The post-season begins Wednesday with Crosby and the Pittsburgh Penguins visiting the Ottawa Senators 7 p.m. ET, the Dallas Stars at Vancouver Canucks 10 p.m. ET, the San Jose Sharks at Nashville Predators 8 p.m. ET and the Minnesota Wild at Anaheim Ducks 10:30 ET.
It will be the first NHL playoff experience for 19-year-old Crosby as well as for teammates Evgeni Malkin, 20, and Jordan Staal, 18.
The NHL reports that the last team with three 20-and-under players in key roles in the post-season was the 1979-80 Edmonton Oilers, who had 19-year-old Wayne Gretzky and Mark Messier and 20-year-old Kevin Lowe.
That Oilers team was swept in a three-game series by the Philadelphia Flyers, but two games went into overtime and the youngsters combined for seven points – half their team’s offence.
The Oilers went on to win five Stanley Cups between 1984 and 1990 and one wonders how many the emerging Penguins may get before they’re done.
Staal is hardly the first 18-year-old in the post-season. There have been 47 over the years, including Gordie Howe (1947), Steve Yzerman (1984), Trevor Linden and Mike Modano (1989), Jarome Iginla (1996) and Joe Thornton (1998).
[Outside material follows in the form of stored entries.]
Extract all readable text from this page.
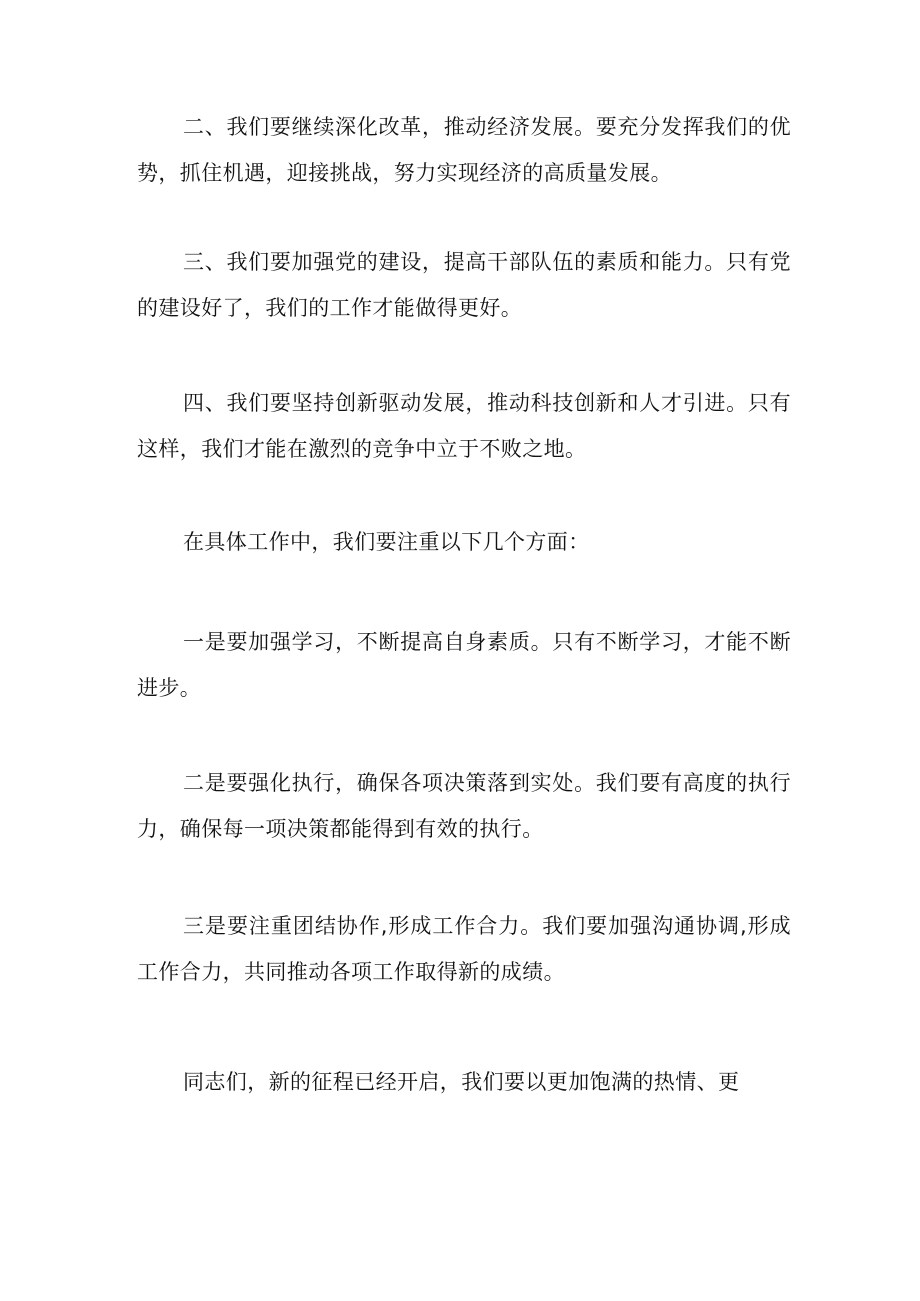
二、我们要继续深化改革，推动经济发展。要充分发挥我们的优势，抓住机遇，迎接挑战，努力实现经济的高质量发展。

三、我们要加强党的建设，提高干部队伍的素质和能力。只有党的建设好了，我们的工作才能做得更好。

四、我们要坚持创新驱动发展，推动科技创新和人才引进。只有这样，我们才能在激烈的竞争中立于不败之地。

在具体工作中，我们要注重以下几个方面：

一是要加强学习，不断提高自身素质。只有不断学习，才能不断进步。

二是要强化执行，确保各项决策落到实处。我们要有高度的执行力，确保每一项决策都能得到有效的执行。

三是要注重团结协作,形成工作合力。我们要加强沟通协调,形成工作合力，共同推动各项工作取得新的成绩。

同志们，新的征程已经开启，我们要以更加饱满的热情、更
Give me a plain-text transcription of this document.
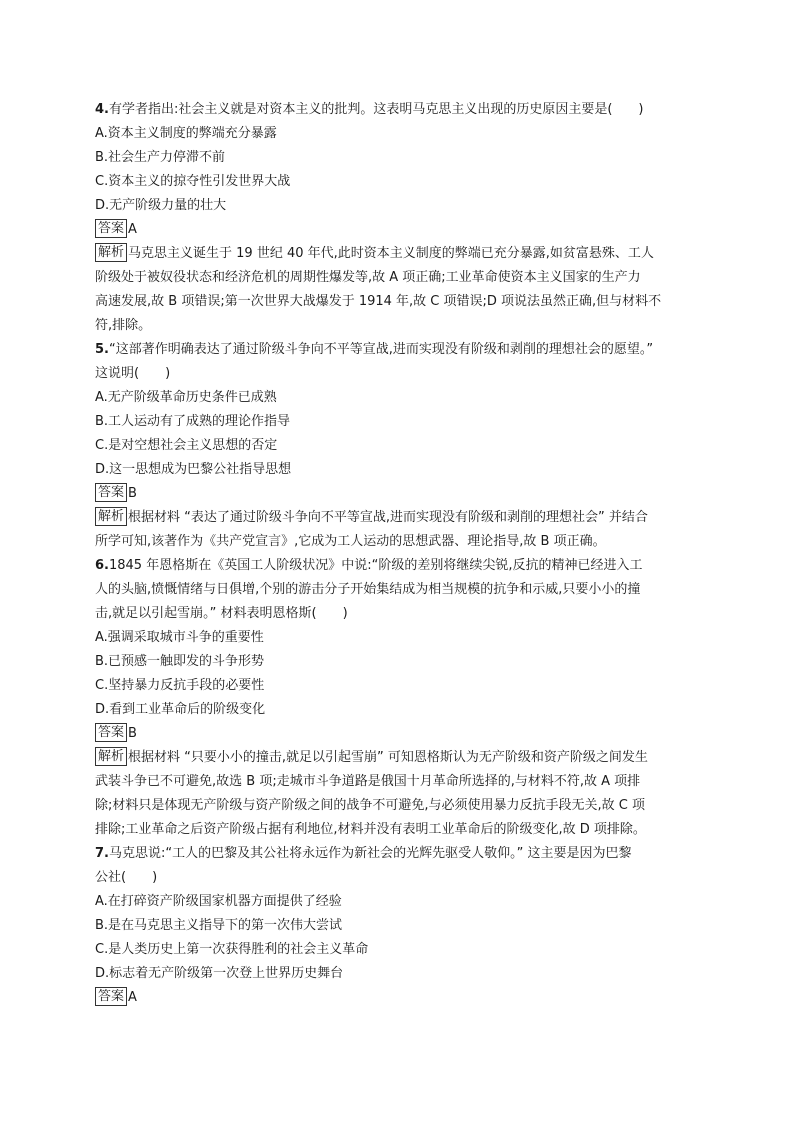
4.有学者指出:社会主义就是对资本主义的批判。这表明马克思主义出现的历史原因主要是(　　)
A.资本主义制度的弊端充分暴露
B.社会生产力停滞不前
C.资本主义的掠夺性引发世界大战
D.无产阶级力量的壮大
答案 A
解析 马克思主义诞生于 19 世纪 40 年代,此时资本主义制度的弊端已充分暴露,如贫富悬殊、工人
阶级处于被奴役状态和经济危机的周期性爆发等,故 A 项正确;工业革命使资本主义国家的生产力
高速发展,故 B 项错误;第一次世界大战爆发于 1914 年,故 C 项错误;D 项说法虽然正确,但与材料不
符,排除。
5.“这部著作明确表达了通过阶级斗争向不平等宣战,进而实现没有阶级和剥削的理想社会的愿望。”
这说明(　　)
A.无产阶级革命历史条件已成熟
B.工人运动有了成熟的理论作指导
C.是对空想社会主义思想的否定
D.这一思想成为巴黎公社指导思想
答案 B
解析 根据材料 “表达了通过阶级斗争向不平等宣战,进而实现没有阶级和剥削的理想社会” 并结合
所学可知,该著作为《共产党宣言》,它成为工人运动的思想武器、理论指导,故 B 项正确。
6.1845 年恩格斯在《英国工人阶级状况》中说:“阶级的差别将继续尖锐,反抗的精神已经进入工
人的头脑,愤慨情绪与日俱增,个别的游击分子开始集结成为相当规模的抗争和示威,只要小小的撞
击,就足以引起雪崩。” 材料表明恩格斯(　　)
A.强调采取城市斗争的重要性
B.已预感一触即发的斗争形势
C.坚持暴力反抗手段的必要性
D.看到工业革命后的阶级变化
答案 B
解析 根据材料 “只要小小的撞击,就足以引起雪崩” 可知恩格斯认为无产阶级和资产阶级之间发生
武装斗争已不可避免,故选 B 项;走城市斗争道路是俄国十月革命所选择的,与材料不符,故 A 项排
除;材料只是体现无产阶级与资产阶级之间的战争不可避免,与必须使用暴力反抗手段无关,故 C 项
排除;工业革命之后资产阶级占据有利地位,材料并没有表明工业革命后的阶级变化,故 D 项排除。
7.马克思说:“工人的巴黎及其公社将永远作为新社会的光辉先驱受人敬仰。” 这主要是因为巴黎
公社(　　)
A.在打碎资产阶级国家机器方面提供了经验
B.是在马克思主义指导下的第一次伟大尝试
C.是人类历史上第一次获得胜利的社会主义革命
D.标志着无产阶级第一次登上世界历史舞台
答案 A
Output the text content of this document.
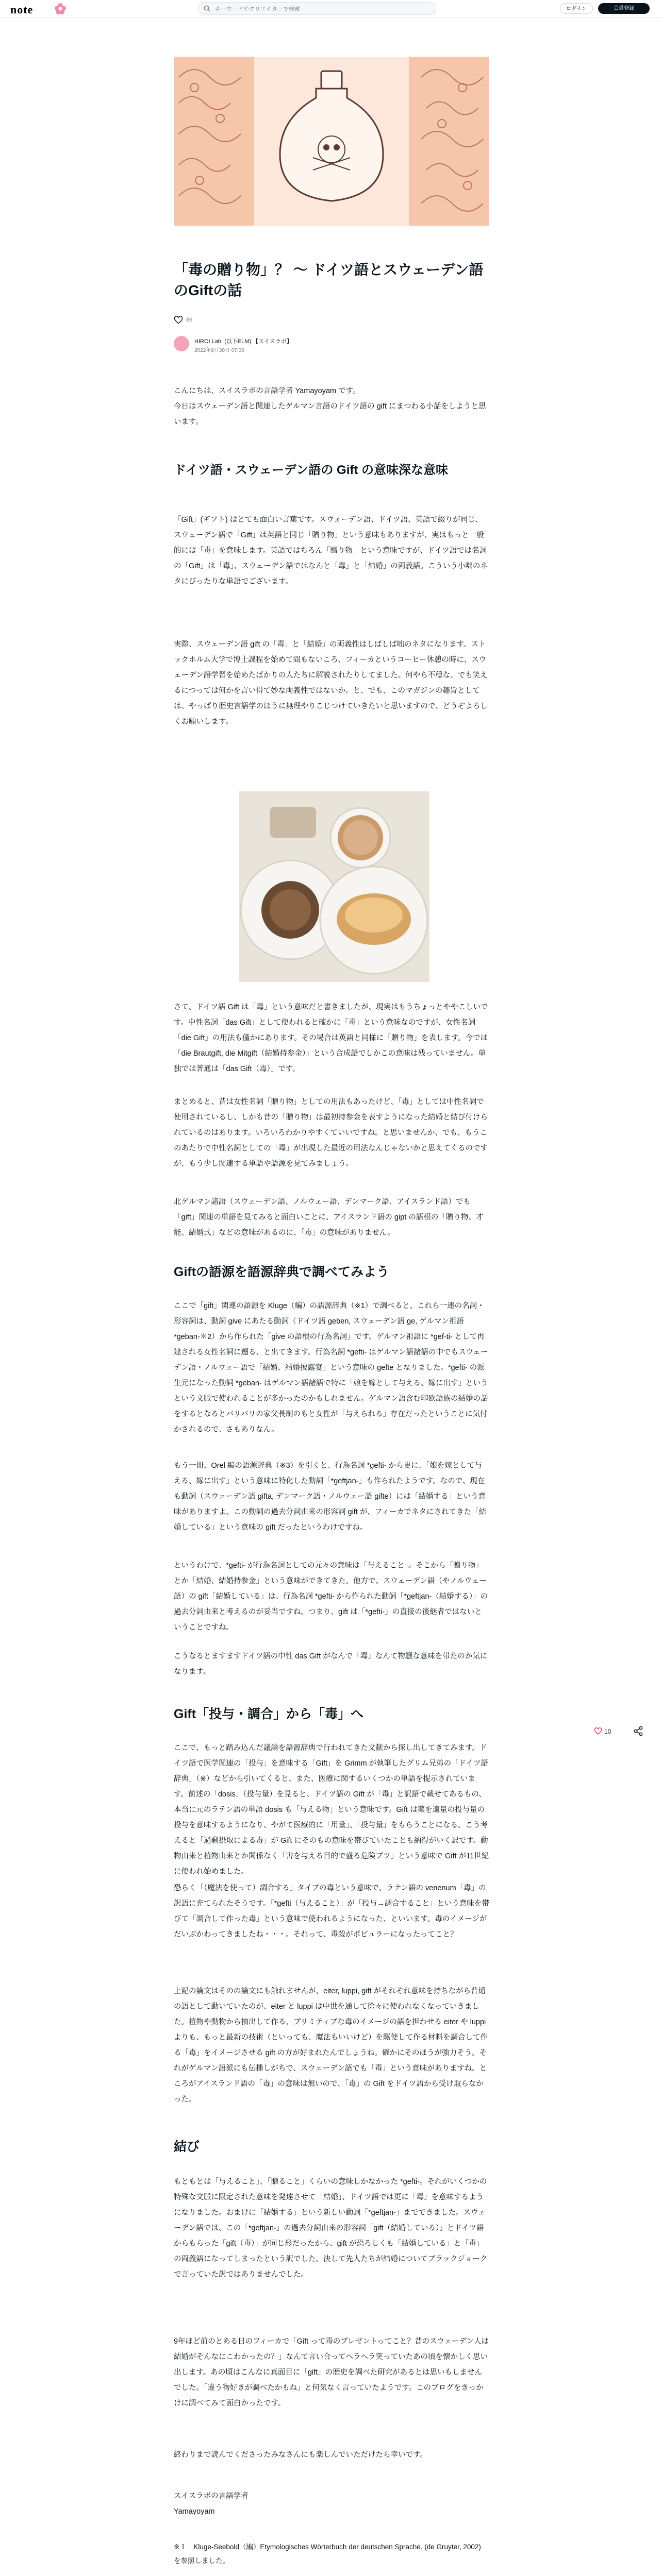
note
キーワードやクリエイターで検索	ログイン	会員登録
「毒の贈り物」？ 〜 ドイツ語とスウェーデン語のGiftの話
86
HIROI Lab. (以下ELM) 【スイスラボ】
2022年9月30日 07:00

こんにちは、スイスラボの言語学者 Yamayoyam です。

今日はスウェーデン語と関連したゲルマン言語のドイツ語の gift にまつわる小話をしようと思います。

ドイツ語・スウェーデン語の Gift の意味深な意味

「Gift」(ギフト) はとても面白い言葉です。スウェーデン語、ドイツ語、英語で綴りが同じ、スウェーデン語で「Gift」は英語と同じ「贈り物」という意味もありますが、実はもっと一般的には「毒」を意味します。英語ではちろん「贈り物」という意味ですが、ドイツ語では名詞の「Gift」は「毒」、スウェーデン語ではなんと「毒」と「結婚」の両義語。こういう小咄のネタにぴったりな単語でございます。

実際、スウェーデン語 gift の「毒」と「結婚」の両義性はしばしば咄のネタになります。ストックホルム大学で博士課程を始めて間もないころ、フィーカというコーヒー休憩の時に、スウェーデン語学習を始めたばかりの人たちに解説されたりしてました。何やら不穏な、でも笑えるにつっては何かを言い得て妙な両義性ではないか。と、でも、このマガジンの趣旨としては、やっぱり歴史言語学のほうに無理やりこじつけていきたいと思いますので、どうぞよろしくお願いします。

さて、ドイツ語 Gift は「毒」という意味だと書きましたが、現実はもうちょっとややこしいです。中性名詞「das Gift」として使われると確かに「毒」という意味なのですが、女性名詞「die Gift」の用法も僅かにあります。その場合は英語と同様に「贈り物」を表します。今では「die Brautgift, die Mitgift（結婚持参金）」という合成語でしかこの意味は残っていません。単独では普通は「das Gift（毒）」です。

まとめると、昔は女性名詞「贈り物」としての用法もあったけど、「毒」としては中性名詞で使用されているし、しかも昔の「贈り物」は最初持参金を表すようになった結婚と結び付けられているのはあります。いろいろわかりやすくていいですね。と思いませんか、でも、もうこのあたりで中性名詞としての「毒」が出現した最近の用法なんじゃないかと思えてくるのですが、もう少し関連する単語や語源を見てみましょう。

北ゲルマン諸語（スウェーデン語、ノルウェー語、デンマーク語、アイスランド語）でも「gift」関連の単語を見てみると面白いことに、アイスランド語の gipt の語根の「贈り物、才能、結婚式」などの意味があるのに、「毒」の意味がありません。

Giftの語源を語源辞典で調べてみよう

ここで「gift」関連の語源を Kluge（編）の語源辞典（※1）で調べると、これら一連の名詞・形容詞は、動詞 give にあたる動詞（ドイツ語 geben, スウェーデン語 ge, ゲルマン祖語 *geban-＊2）から作られた「give の語根の行為名詞」です。ゲルマン祖語に *gef-ti- として再建される女性名詞に遡る、と出てきます。行為名詞 *gefti- はゲルマン語諸語の中でもスウェーデン語・ノルウェー語で「結婚、結婚披露宴」という意味の gefte となりました。*gefti- の派生元になった動詞 *geban- はゲルマン語諸語で特に「娘を嫁として与える、嫁に出す」というという文脈で使われることが多かったのかもしれません。ゲルマン語含む印欧語族の結婚の話をするとなるとバリバリの家父長制のもと女性が「与えられる」存在だったということに気付かされるので、さもありなん。

もう一冊、Orel 編の語源辞典（※3）を引くと、行為名詞 *gefti- から更に、「娘を嫁として与える、嫁に出す」という意味に特化した動詞「*geftjan-」も作られたようです。なので、現在も動詞（スウェーデン語 gifta, デンマーク語・ノルウェー語 gifte）には「結婚する」という意味がありますよ。この動詞の過去分詞由来の形容詞 gift が、フィーカでネタにされてきた「結婚している」という意味の gift だったというわけですね。

というわけで、*gefti- が行為名詞としての元々の意味は「与えること」。そこから「贈り物」とか「結婚、結婚持参金」という意味ができてきた。他方で、スウェーデン語（やノルウェー語）の gift「結婚している」は、行為名詞 *gefti- から作られた動詞「*geftjan-（結婚する）」の過去分詞由来と考えるのが妥当ですね。つまり、gift は「*gefti-」の直接の後継者ではないということですね。

こうなるとますますドイツ語の中性 das Gift がなんで「毒」なんて物騒な意味を帯たのか気になります。

Gift「投与・調合」から「毒」へ

ここで、もっと踏み込んだ議論を語源辞典で行われてきた文献から探し出してきてみます。ドイツ語で医学関連の「投与」を意味する「Gift」を Grimm が執筆したグリム兄弟の「ドイツ語辞典」（※）などから引いてくると、また、医療に関するいくつかの単語を提示されています。前述の「dosis」（投与量）を見ると、ドイツ語の Gift が「毒」と訳語で載せてあるもの、本当に元のラテン語の単語 dosis も「与える物」という意味です。Gift は薬を適量の投与量の投与を意味するようになり、やがて医療的に「用量」、「投与量」をもらうことになる。こう考えると「過剰摂取による毒」が Gift にそのもの意味を帯びていたことも納得がいく訳です。動物由来と植物由来とか関係なく「害を与える目的で盛る危険ブツ」という意味で Gift が11世紀に使われ始めました。

恐らく「（魔法を使って）調合する」タイプの毒という意味で、ラテン語の venenum「毒」の訳語に充てられたそうです。「*gefti（与えること）」が「投与→調合すること」という意味を帯びて「調合して作った毒」という意味で使われるようになった、といいます。毒のイメージがだいぶかわってきましたね・・・。それって、毒殺がポピュラーになったってこと？

上記の論文はそのの論文にも触れませんが、eiter, luppi, gift がそれぞれ意味を持ちながら普通の語として動いていたのが、eiter と luppi は中世を通して徐々に使われなくなっていきました。植物や動物から抽出して作る、プリミティブな毒のイメージの語を担わせる eiter や luppi よりも、もっと最新の技術（といっても、魔法もいいけど）を駆使して作る材料を調合して作る「毒」をイメージさせる gift の方が好まれたんでしょうね。確かにそのほうが強力そう。それがゲルマン語派にも伝播しがちで、スウェーデン語でも「毒」という意味がありますね。ところがアイスランド語の「毒」の意味は無いので、「毒」の Gift をドイツ語から受け取らなかった。

結び

もともとは「与えること」、「贈ること」くらいの意味しかなかった *gefti-。それがいくつかの特殊な文脈に限定された意味を発達させて「結婚」、ドイツ語では更に「毒」を意味するようになりました。おまけに「結婚する」という新しい動詞「*geftjan-」までできました。スウェーデン語では、この「*geftjan-」の過去分詞由来の形容詞「gift（結婚している）」とドイツ語からもらった「gift（毒）」が同じ形だったから、gift が恐ろしくも「結婚している」と「毒」の両義語になってしまったという訳でした。決して先人たちが結婚についてブラックジョークで言っていた訳ではありませんでした。

9年ほど前のとある日のフィーカで「Gift って毒のプレゼントってこと？昔のスウェーデン人は結婚がそんなにこわかったの？」なんて言い合ってヘラヘラ笑っていたあの頃を懐かしく思い出します。あの頃はこんなに真面目に「gift」の歴史を調べた研究があるとは思いもしませんでした。「違う物好きが調べたかもね」と何気なく言っていたようです。このブログをきっかけに調べてみて面白かったです。

終わりまで読んでくださったみなさんにも楽しんでいただけたら幸いです。

スイスラボの言語学者

Yamayoyam

※１　Kluge-Seebold（編）Etymologisches Wörterbuch der deutschen Sprache. (de Gruyter, 2002) を参照しました。

10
Then there’s 40-year-old Gary Roberts, a scourge to the Senators when he was on a Toronto squad that beat them in three straight playoff years from 2001 to 2004.
Before he was dealt to Pittsburgh in February, Roberts asked to be traded to one of two teams – Toronto or Ottawa. Instead, he’ll play against the Senators once again.
Between Florida and Pittsburgh, Roberts played six times against Ottawa this season, posting four goals and one assist. He has 17 points in 18 career playoff games against the Sens.
Even older is Detroit’s 42-year-old goaltender Dominik Hasek, who returns to playoff action Thursday against the Calgary Flames 7 p.m. ET for the first time since he helped the Wings clinch the 2002 Stanley Cup from Carolina.
Hasek, who has a 2.03 goals-against average in 97 career playoff games, will be the fifth-oldest goalie ever to play for the Cup after Johnny Bower (1969) and Lester Patrick (1928), who were 44, Jacques Plante (1973) who was 43, and Gump Worsley (1972) who was 42 but several months older than Hasek.
Hasek’s teammate, defenceman Chris Chelios, is 45 and first played in the post-season in 1984 for Montreal, scoring a goal in his first game against Boston. That was only six days short of a year before Flames defenceman Dion Phaneuf was born on April 10, 1985.
Chelios will set a record by appearing in the playoffs for a 22nd year, edging former Bruin Ray Bourque’s record of 21 years. Only Howe, who played at 52, has brought an older body to the playoffs.
Chelios also leads all players in playoff experience with 228 career games.
Next is Wings defenceman Niklas Lidstrom with 174 games, Anaheim defenceman Scott Niedermayer with 162 and two former Wings – Brendan Shanahan of the New York Rangers and Darren McCarty of the Flames – each with 157 games.
The Sabres-Islanders series has many sub-plots, starting with New York coach Ted Nolan facing the team that fired him amid controversy in 1997.
Nolan, who had a winning team but battled with management, didn’t get another NHL job until this season. Now, some consider him a coach of the year candidate.
He’s up against Lindy Ruff, who has coached the Sabres since 1997 and is currently the longest-serving bench boss with one team in the league.
Former Sabres sniper Miroslav Satan now plays for the Isles, but likely won’t be asked for pointers. In four games against Buffalo this season, he had no goals, one assist and was minus-6.
The Rangers-Atlanta Thrashers series features a showdown between the goaltenders from the 2006 Olympic final – Henrik Lundqvist and Kari Lehtonen. Lundqvist’s beat Lehtonen’s Finns 3-2.
But Lehtonen’s Thrashers won two and lost one to Lundqvist’s Rangers in the regular season.
Those pondering a bet against the New Jersey Devils in their series with Tampa Bay should consider this: Devil Martin Brodeur’s career goals-against average in 153 playoff games is 1.89.
A trivia question: Name the nine players from last year’s Stanley Cup finalists, Edmonton and Carolina, who will take part in this year’s playoffs.
Answer: Ex-Oilers Chris Pronger with Anaheim, Ryan Smyth and Marc-Andre Bergeron with the Isles, Ty Conklin and Jaroslav Spacek with Buffalo and Georges Laraque with Pittsburgh; ex-Hurricanes Mark Recchi with Pittsburgh, Matt Cullen with the Rangers and Martin Gerber with Ottawa.